V. {¶ 51} In his Fifth Assignment of Error, appellant contends the State committed prosecutorial misconduct during its closing argument. We disagree.
{¶ 52} In Jordan I, appellant challenged four statements made by the State during closing argument. He presently adds to this the State's closing argument comparison of appellant's defense to that of the defense of O.J. Simpson during his 1995 California murder trial (Tr. at 217), and the State's reference to criminals who "steal from us, break into our cars, [and] vandalize our property." Tr. at 218.
{¶ 53} Generally, a prosecutor's conduct at trial is not grounds for reversal unless that conduct deprives the defendant of a fair trial.State v. Loza, 71 Ohio St.3d 61, 78, 641 N.E.2d 1082. Upon review, even if we were to find these additional statements to be improper, we do not conclude the statements prejudicially affected appellant's substantial rights.

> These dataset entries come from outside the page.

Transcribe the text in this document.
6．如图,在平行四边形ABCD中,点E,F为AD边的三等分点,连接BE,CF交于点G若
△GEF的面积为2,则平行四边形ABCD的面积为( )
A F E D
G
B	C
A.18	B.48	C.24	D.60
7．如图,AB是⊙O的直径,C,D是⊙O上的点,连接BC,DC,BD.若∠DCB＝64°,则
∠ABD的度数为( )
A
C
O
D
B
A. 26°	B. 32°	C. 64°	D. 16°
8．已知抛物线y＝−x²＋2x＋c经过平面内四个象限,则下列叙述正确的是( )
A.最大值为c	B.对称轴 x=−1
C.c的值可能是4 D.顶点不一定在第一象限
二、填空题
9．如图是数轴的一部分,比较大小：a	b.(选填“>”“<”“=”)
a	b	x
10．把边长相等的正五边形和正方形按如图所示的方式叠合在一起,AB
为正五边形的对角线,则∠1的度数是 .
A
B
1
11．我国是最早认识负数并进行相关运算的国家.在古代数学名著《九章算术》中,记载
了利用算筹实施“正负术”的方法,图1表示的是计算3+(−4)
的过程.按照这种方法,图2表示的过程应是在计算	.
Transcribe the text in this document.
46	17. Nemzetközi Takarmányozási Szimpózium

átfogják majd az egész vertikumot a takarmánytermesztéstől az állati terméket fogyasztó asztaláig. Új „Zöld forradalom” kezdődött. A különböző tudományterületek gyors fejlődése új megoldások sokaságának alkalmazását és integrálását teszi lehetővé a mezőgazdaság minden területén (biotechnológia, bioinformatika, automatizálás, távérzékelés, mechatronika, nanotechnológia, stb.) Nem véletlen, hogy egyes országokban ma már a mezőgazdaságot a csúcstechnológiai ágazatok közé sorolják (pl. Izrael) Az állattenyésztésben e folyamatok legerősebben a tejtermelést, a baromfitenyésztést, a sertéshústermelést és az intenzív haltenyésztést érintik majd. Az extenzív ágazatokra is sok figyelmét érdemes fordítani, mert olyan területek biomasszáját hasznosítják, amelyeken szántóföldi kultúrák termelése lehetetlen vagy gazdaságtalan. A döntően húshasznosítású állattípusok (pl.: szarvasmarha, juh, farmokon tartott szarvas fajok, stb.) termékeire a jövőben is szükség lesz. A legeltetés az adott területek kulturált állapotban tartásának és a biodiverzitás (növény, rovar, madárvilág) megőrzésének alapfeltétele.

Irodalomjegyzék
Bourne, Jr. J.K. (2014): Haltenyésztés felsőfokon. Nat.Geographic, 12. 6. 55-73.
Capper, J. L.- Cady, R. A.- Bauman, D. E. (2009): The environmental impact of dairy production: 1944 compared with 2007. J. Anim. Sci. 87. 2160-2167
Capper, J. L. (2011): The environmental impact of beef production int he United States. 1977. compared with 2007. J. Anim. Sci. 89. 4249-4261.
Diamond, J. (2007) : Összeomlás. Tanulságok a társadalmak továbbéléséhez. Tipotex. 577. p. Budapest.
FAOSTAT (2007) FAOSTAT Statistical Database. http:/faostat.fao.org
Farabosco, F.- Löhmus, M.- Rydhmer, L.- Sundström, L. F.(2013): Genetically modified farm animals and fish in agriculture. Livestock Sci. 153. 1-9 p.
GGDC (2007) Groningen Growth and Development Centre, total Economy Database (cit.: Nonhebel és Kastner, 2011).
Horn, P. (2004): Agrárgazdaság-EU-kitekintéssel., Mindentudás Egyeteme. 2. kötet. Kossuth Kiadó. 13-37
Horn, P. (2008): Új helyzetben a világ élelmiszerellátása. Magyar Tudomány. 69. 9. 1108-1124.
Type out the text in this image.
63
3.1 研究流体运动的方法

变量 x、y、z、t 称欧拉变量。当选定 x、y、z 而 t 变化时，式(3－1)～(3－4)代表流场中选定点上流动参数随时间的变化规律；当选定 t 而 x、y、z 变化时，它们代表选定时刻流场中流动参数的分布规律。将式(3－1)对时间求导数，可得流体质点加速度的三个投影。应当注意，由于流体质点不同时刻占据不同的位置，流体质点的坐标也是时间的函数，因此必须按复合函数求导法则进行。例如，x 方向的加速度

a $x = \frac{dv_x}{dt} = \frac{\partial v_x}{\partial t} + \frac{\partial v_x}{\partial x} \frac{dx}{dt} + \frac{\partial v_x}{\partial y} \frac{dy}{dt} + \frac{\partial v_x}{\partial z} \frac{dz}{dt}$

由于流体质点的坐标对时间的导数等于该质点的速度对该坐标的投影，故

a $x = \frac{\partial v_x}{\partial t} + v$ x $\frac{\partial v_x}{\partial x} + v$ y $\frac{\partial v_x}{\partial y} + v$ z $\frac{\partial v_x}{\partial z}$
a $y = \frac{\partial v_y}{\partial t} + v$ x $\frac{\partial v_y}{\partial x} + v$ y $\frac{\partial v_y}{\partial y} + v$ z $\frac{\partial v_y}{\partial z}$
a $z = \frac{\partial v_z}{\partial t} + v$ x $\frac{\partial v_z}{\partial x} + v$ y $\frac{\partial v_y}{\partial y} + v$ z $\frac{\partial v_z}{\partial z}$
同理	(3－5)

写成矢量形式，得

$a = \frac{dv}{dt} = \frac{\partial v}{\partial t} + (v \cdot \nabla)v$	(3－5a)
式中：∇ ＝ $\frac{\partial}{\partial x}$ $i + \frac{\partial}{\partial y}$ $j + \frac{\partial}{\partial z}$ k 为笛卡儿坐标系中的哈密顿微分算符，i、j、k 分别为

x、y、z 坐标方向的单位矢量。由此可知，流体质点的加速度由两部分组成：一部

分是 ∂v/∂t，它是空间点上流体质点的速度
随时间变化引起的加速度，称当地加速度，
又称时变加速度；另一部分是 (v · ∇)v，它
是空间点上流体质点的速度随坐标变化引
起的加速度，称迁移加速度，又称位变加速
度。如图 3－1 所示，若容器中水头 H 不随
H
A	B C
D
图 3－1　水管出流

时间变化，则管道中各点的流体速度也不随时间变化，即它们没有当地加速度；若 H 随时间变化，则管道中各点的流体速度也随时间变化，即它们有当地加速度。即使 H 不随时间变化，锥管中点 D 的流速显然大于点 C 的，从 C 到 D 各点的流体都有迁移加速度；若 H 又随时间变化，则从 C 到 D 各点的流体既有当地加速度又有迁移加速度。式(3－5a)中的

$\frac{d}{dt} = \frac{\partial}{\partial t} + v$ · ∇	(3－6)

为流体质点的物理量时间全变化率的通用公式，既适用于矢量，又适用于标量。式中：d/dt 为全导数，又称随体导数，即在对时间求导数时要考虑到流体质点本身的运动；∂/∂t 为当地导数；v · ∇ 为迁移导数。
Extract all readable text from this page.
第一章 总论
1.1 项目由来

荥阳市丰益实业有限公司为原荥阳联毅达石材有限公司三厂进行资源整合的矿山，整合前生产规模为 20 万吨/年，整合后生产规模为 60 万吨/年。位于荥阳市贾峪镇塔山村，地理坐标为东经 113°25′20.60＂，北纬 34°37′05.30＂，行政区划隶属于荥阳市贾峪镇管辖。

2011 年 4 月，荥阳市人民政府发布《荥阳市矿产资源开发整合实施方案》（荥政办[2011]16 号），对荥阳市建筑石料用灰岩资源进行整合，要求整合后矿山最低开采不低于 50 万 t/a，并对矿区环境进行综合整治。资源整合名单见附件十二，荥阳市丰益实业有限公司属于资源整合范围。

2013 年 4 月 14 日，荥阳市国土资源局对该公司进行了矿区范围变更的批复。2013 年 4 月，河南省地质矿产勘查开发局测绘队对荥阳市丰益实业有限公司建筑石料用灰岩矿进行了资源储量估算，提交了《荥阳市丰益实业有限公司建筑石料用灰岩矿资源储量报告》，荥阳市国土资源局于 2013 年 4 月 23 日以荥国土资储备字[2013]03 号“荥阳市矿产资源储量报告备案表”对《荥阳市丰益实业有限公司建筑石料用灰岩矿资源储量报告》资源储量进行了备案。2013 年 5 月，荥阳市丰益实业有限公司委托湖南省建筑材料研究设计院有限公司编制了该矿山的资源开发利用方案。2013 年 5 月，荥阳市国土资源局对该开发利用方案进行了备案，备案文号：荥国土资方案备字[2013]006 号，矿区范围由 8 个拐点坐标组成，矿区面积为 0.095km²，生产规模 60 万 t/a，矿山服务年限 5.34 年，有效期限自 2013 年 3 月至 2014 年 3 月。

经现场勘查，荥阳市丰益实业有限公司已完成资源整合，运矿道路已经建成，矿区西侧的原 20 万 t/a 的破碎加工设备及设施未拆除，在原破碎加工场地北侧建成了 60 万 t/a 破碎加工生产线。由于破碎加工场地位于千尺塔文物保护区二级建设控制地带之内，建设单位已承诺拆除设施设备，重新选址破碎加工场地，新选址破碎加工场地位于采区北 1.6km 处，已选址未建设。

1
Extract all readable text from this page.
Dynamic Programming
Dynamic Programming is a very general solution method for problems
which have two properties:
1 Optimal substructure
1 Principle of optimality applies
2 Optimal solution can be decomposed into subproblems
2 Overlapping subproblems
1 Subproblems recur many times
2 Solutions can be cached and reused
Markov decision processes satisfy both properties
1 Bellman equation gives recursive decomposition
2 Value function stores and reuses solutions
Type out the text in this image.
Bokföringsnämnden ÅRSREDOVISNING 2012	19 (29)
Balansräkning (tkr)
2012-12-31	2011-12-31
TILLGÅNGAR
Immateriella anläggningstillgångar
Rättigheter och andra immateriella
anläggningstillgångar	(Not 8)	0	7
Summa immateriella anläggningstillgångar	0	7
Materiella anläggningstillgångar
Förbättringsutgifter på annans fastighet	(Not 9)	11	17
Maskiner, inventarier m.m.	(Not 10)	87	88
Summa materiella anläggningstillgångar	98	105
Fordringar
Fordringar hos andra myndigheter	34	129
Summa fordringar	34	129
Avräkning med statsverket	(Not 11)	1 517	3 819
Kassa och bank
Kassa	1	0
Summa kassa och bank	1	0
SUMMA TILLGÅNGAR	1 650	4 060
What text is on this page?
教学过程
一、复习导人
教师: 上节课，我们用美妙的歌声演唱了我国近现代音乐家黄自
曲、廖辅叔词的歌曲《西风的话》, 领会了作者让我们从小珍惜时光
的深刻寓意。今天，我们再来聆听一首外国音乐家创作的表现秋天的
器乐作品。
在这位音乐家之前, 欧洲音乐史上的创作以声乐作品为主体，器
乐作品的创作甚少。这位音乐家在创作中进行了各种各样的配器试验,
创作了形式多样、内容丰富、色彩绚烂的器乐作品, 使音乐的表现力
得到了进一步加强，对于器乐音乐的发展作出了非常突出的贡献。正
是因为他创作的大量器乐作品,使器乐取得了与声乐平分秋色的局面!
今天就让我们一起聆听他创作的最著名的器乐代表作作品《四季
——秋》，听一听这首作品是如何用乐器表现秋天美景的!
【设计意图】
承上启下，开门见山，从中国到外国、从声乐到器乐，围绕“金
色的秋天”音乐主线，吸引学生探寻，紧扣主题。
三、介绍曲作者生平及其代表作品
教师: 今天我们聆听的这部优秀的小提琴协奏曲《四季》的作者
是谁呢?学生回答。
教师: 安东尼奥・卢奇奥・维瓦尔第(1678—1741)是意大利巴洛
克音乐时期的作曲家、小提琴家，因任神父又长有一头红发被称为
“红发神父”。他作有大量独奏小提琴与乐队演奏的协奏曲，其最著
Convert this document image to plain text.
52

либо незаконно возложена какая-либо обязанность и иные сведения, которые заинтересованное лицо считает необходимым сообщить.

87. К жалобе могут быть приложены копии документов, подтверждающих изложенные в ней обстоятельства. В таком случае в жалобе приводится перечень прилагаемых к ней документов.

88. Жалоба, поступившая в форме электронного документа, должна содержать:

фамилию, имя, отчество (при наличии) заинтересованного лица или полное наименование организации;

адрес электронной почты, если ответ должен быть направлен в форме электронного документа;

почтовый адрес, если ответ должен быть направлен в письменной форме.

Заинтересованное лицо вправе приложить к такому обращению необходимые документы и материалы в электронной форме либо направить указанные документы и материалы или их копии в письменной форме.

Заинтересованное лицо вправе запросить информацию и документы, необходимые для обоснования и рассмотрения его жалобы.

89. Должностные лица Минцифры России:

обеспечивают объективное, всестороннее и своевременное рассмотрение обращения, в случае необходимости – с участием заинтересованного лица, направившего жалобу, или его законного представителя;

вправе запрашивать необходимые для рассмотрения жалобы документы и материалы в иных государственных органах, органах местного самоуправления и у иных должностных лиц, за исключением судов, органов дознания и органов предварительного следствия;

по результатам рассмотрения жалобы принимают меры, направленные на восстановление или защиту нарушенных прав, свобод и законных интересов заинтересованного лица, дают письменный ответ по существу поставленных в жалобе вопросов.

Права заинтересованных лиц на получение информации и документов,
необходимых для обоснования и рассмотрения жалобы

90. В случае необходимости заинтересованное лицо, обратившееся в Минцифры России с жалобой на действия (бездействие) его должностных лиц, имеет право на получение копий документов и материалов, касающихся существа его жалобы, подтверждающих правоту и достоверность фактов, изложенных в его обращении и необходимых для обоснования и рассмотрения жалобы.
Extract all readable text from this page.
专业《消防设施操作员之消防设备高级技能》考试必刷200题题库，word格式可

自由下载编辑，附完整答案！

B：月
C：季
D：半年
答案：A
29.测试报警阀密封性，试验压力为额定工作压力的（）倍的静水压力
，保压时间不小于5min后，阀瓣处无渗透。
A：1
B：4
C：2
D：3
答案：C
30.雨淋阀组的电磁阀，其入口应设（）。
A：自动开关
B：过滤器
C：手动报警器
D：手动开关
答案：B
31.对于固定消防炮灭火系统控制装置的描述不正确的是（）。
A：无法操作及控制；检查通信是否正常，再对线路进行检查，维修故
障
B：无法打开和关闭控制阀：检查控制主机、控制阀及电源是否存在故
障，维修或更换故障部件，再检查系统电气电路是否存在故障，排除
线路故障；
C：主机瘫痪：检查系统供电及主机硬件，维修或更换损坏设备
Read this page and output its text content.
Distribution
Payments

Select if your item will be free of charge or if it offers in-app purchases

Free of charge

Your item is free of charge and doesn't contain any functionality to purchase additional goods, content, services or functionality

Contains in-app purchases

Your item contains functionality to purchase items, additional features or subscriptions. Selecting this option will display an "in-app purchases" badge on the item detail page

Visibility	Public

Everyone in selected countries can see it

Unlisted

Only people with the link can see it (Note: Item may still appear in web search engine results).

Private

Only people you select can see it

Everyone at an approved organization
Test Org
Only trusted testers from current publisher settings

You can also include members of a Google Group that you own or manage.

{¶ 54} Accordingly, appellant's Fifth Assignment of Error is overruled.
{¶ 55} For the foregoing reasons, the judgment of the Court of Common Pleas, Muskingum County, Ohio, is hereby affirmed in part, reversed in part, and remanded.
Wise, J. Edwards, J., concur.
Hoffman, P.J., concurs in part and dissents in part.
1 Appellant raises both ineffectiveness of trial counsel and ineffectiveness of his first appellate counsel. As we have already granted the motion to reopen in this case, we need not further address the latter issue, and we will herein focus on the performance of his trial counsel.